YIN - PROLOGUE

49 1 3
                                    

The walls dripped and the sky cried as Alyx moved through the castle, tripping over loose rubble and skirting around broken clusters of wood. The building was open to the sky and the cloud's tears poured in, pinning her nightdress to her skin and flattening her golden blonde hair against her scalp.

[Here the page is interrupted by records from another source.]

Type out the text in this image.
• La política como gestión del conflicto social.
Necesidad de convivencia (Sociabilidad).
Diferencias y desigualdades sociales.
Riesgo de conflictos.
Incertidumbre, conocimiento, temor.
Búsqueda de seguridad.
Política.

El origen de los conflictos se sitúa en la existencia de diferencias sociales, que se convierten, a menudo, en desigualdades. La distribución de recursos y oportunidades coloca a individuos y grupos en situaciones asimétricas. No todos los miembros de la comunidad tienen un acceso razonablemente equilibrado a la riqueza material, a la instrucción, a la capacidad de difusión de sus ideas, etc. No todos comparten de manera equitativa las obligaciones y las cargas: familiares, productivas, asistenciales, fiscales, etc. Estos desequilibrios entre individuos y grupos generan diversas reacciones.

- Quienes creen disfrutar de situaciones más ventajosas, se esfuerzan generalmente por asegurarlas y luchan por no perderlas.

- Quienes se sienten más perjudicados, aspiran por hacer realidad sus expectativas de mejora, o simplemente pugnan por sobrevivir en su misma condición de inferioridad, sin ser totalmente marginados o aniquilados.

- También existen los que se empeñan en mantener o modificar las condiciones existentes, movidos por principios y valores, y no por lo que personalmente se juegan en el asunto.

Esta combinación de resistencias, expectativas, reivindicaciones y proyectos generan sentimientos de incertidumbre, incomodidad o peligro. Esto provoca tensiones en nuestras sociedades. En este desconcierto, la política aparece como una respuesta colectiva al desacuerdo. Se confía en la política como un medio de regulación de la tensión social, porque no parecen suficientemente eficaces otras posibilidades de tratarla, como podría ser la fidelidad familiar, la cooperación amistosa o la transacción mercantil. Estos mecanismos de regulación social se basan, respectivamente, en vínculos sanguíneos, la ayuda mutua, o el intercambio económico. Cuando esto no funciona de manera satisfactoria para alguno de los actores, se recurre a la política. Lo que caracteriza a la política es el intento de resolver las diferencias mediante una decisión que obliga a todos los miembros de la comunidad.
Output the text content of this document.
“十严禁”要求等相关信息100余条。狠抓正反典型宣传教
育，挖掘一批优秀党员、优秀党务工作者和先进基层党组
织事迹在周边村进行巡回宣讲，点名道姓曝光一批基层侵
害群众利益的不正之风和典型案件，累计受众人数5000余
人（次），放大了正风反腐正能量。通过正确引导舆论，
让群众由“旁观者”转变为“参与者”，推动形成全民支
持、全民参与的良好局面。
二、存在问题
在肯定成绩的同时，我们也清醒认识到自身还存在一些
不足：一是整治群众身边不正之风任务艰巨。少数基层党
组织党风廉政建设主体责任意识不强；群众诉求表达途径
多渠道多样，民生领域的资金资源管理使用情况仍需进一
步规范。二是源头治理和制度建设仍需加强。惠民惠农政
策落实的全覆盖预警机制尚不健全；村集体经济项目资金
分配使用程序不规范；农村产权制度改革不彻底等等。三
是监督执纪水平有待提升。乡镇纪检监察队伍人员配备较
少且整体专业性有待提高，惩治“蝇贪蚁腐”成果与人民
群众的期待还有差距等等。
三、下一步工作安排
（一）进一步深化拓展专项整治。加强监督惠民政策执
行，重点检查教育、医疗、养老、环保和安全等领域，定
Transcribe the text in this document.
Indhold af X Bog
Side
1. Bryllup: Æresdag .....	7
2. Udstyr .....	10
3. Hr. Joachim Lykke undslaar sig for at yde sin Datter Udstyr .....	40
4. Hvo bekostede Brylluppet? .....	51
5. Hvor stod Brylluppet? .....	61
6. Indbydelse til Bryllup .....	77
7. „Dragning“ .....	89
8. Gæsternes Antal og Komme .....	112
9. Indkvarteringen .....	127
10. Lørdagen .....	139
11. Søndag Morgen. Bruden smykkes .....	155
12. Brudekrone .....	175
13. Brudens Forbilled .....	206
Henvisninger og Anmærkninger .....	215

The moon was shining from behind the clouds, a glowing orb riding across the sea of roiling dark clouds, like a ship doomed to the depths of the ocean. It was too dark to see anything clearly, but Alyx could at least see her hand in front of her face and the walls just enough to not crash into them.

She slid her hand over the walls to guide herself through the broken castle, with the fingers of her other hand clutching at the hem of her dress and lifting it up as she wandered through pools of water with bare feet. She knew not where she was going, but she knew, she just knew that there was somewhere she had to be.

It's important, her mind told her. You must go, you must find it – even though exactly what she sought she had not the faintest clue.

Find it, the castle walls echoed around her and her fingers ran over moss, prickly leaves and drips of water that cascaded down the stone like small waterfalls.

She clambered the steps and wandered back down again.

She searched through the whole bottom floor and clambered to the second once again.

She wandered the halls and avoided the gaping holes in the floor and wandered back down the steps.

She got down on her hands and knees and felt through the puddles, searching for anything hidden beneath their rippling surfaces.

She stumbled around corners, rubbing at the walls and fitting her fingers through small cracks, searching, searching.

She stood on the steps and walked up and down them countless times as if she walked them one more time they would open up and lead to something below she hadn't seen.

She crouched in darkened corners and felt for hidden latches, scrambled through piles of rubble with aching fingers and wandered the halls again and again and again.

Find it, the walls echoed. Find it.

She dug through the pockets in her nightdress and ran her fingers through her hair.

She pulled at her earrings and ran her tongue over her lips, rubbed her finger under her nails.

She yanked at her dress and ripped the seams, running her hand over the cloth and a hand over her face.

Find it.

She walked the halls again.

I'll look just once more, she told herself. This time I'll find it, I'm sure.

Then she ran her fingers over the walls and her hand caught over the door handle like she had so many times before.

And even though she knew it led out and not to another room, she opened it and flung it open on its hinges.

It creaked, screaming on rusted metal and she brought a hand to her brow and squinted out into the rain.

It thundered down all around her, masking the sky and the ground in crashing walls of water that gave the world a smudgy grey sheen.

She stepped beyond the threshold with her fingers still around the handle, then let her hand fall to her side and wandered out into the rain.